Source changes (dormant parity infra, retained from iterate 2.AI/2.AO): - xenia-kernel/exports.rs: nt_create_event manual_reset polarity + related event wiring - xenia-gpu/mmio_region.rs: D1MODE_VBLANK_VLINE_STATUS hardcode parity Also lands the audit-runs/ analysis notes (.md/.txt/.json digests) for the iterate 2.x VSync/0x10e8/0x1004 wedge investigation. Raw trace dumps (.jsonl/.gz/.csv/.stdout) and agent worktrees (.claude/) are gitignored as regenerable local artifacts — see memory + HANDOFF for the running findings.
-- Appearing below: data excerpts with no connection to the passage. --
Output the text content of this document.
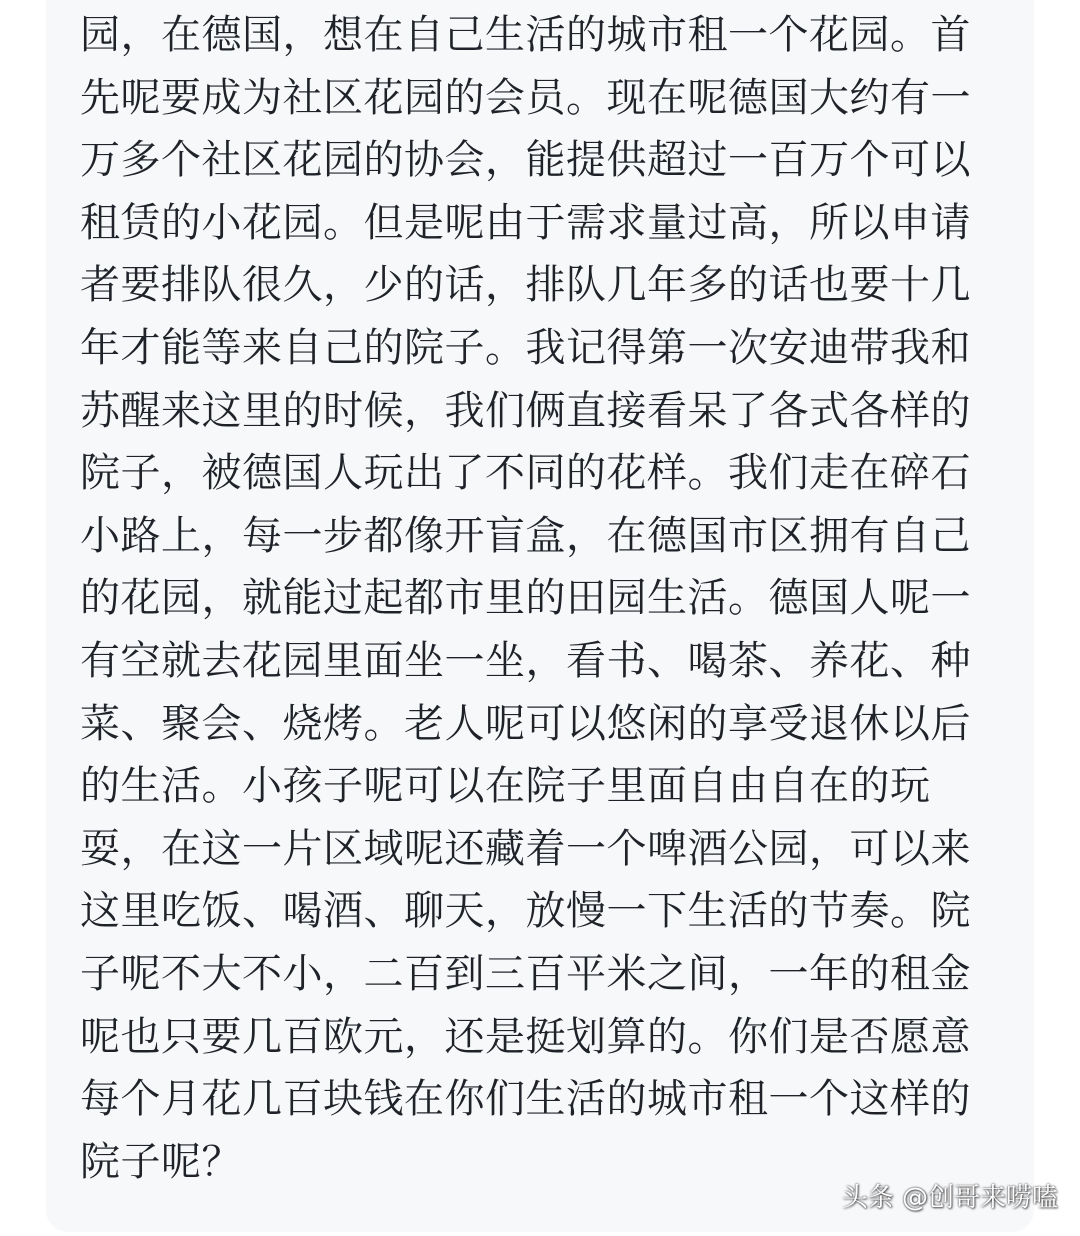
园，在德国，想在自己生活的城市租一个花园。首
先呢要成为社区花园的会员。现在呢德国大约有一
万多个社区花园的协会，能提供超过一百万个可以
租赁的小花园。但是呢由于需求量过高，所以申请
者要排队很久，少的话，排队几年多的话也要十几
年才能等来自己的院子。我记得第一次安迪带我和
苏醒来这里的时候，我们俩直接看呆了各式各样的
院子，被德国人玩出了不同的花样。我们走在碎石
小路上，每一步都像开盲盒，在德国市区拥有自己
的花园，就能过起都市里的田园生活。德国人呢一
有空就去花园里面坐一坐，看书、喝茶、养花、种
菜、聚会、烧烤。老人呢可以悠闲的享受退休以后
的生活。小孩子呢可以在院子里面自由自在的玩
耍，在这一片区域呢还藏着一个啤酒公园，可以来
这里吃饭、喝酒、聊天，放慢一下生活的节奏。院
子呢不大不小，二百到三百平米之间，一年的租金
呢也只要几百欧元，还是挺划算的。你们是否愿意
每个月花几百块钱在你们生活的城市租一个这样的
院子呢？
头条 @创哥来唠嗑
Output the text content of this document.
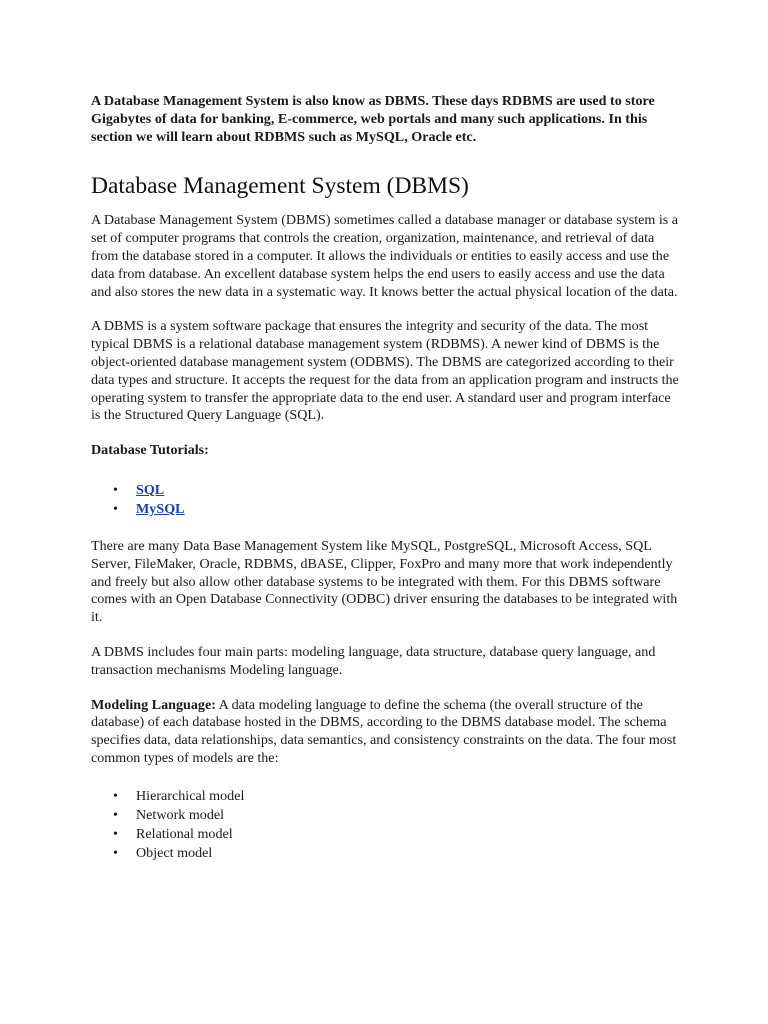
A Database Management System is also know as DBMS. These days RDBMS are used to store Gigabytes of data for banking, E-commerce, web portals and many such applications. In this section we will learn about RDBMS such as MySQL, Oracle etc.

Database Management System (DBMS)

A Database Management System (DBMS) sometimes called a database manager or database system is a set of computer programs that controls the creation, organization, maintenance, and retrieval of data from the database stored in a computer. It allows the individuals or entities to easily access and use the data from database. An excellent database system helps the end users to easily access and use the data and also stores the new data in a systematic way. It knows better the actual physical location of the data.

A DBMS is a system software package that ensures the integrity and security of the data. The most typical DBMS is a relational database management system (RDBMS). A newer kind of DBMS is the object-oriented database management system (ODBMS). The DBMS are categorized according to their data types and structure. It accepts the request for the data from an application program and instructs the operating system to transfer the appropriate data to the end user. A standard user and program interface is the Structured Query Language (SQL).

Database Tutorials:

• SQL
• MySQL

There are many Data Base Management System like MySQL, PostgreSQL, Microsoft Access, SQL Server, FileMaker, Oracle, RDBMS, dBASE, Clipper, FoxPro and many more that work independently and freely but also allow other database systems to be integrated with them. For this DBMS software comes with an Open Database Connectivity (ODBC) driver ensuring the databases to be integrated with it.

A DBMS includes four main parts: modeling language, data structure, database query language, and transaction mechanisms Modeling language.

Modeling Language: A data modeling language to define the schema (the overall structure of the database) of each database hosted in the DBMS, according to the DBMS database model. The schema specifies data, data relationships, data semantics, and consistency constraints on the data. The four most common types of models are the:

• Hierarchical model
• Network model
• Relational model
• Object model
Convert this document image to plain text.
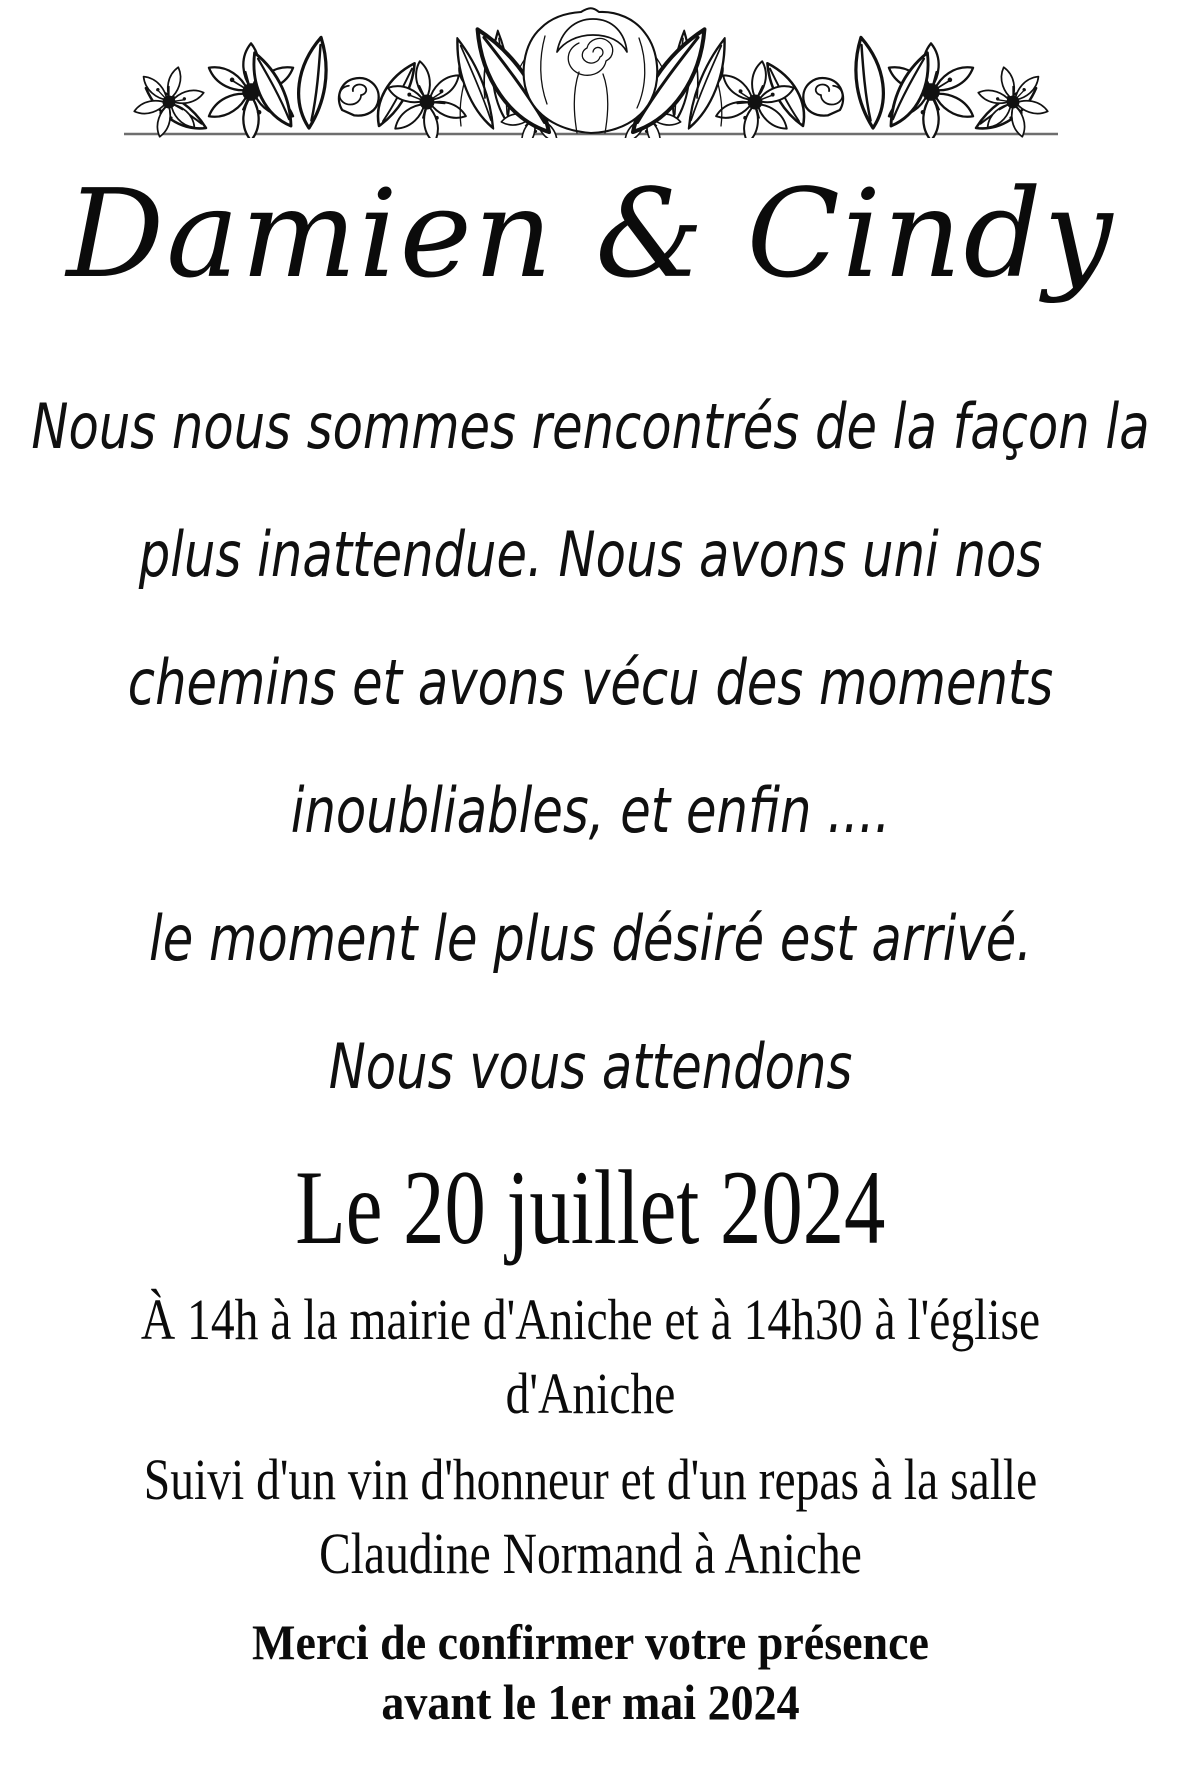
Damien & Cindy
Nous nous sommes rencontrés de la façon la
plus inattendue. Nous avons uni nos
chemins et avons vécu des moments
inoubliables, et enfin ....
le moment le plus désiré est arrivé.
Nous vous attendons
Le 20 juillet 2024
À 14h à la mairie d'Aniche et à 14h30 à l'église
d'Aniche
Suivi d'un vin d'honneur et d'un repas à la salle
Claudine Normand à Aniche
Merci de confirmer votre présence
avant le 1er mai 2024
Co-Authored-By: Claude Opus 4.8 (1M context) <noreply@anthropic.com>
5.3 KiB
Absorber inventory (Phase absorber-review, 2026-05-19)
The diff tool currently lands three absorbers that cross reading-error #23 (matching genuinely different guest behavior at the diff layer). Each is documented below — trigger, match heuristic, rationale, what is silenced.
The investigation goal is to determine whether any of them is hiding
signal flow that would explain the AUDIT-049 wedge (tid=13 blocked on
Event/Auto handle 0x12d0, sister wedges 0x1020/0x1040/0x10A8/0x10E4/0x12B8,
sub_825070F0 worker spawner fires 0×).
A) Shared-global handle.create floating absorb (Phase C+18)
- File:
diff_events.py::diff_one_tid, branch guarded byis_shared_global_handle_create+cross_tid_floating_sids. - Trigger condition: at a kind mismatch, exactly one side has
handle.createwhose SID is in the cross-tid floating set. - Match heuristic: the SID equals the deterministic
shared_global_sid(pointer, object_type)recipe (FNV-1a over marker0xC01AB005, pointer, object_type) OR appears across ≥2 distinct tids in either engine's stream (cross-tid usage heuristic). - Rationale: process-global dispatcher objects (XAudio voice-volume
semaphores, shared CSes, shared KEVENTs) get lazy-wrapped by whichever
guest thread is the first toucher; that thread differs between cold
runs. The SID recipe is scheduling-invariant so the diff can absorb
the
handle.createon the "wrong" tid. - What's silenced:
handle.createevents for process-global dispatchers. Per-thread (alloc_handle_for/AddHandle) handle.create events are NOT silenced because their SID uses the per-(tid, idx) recipe.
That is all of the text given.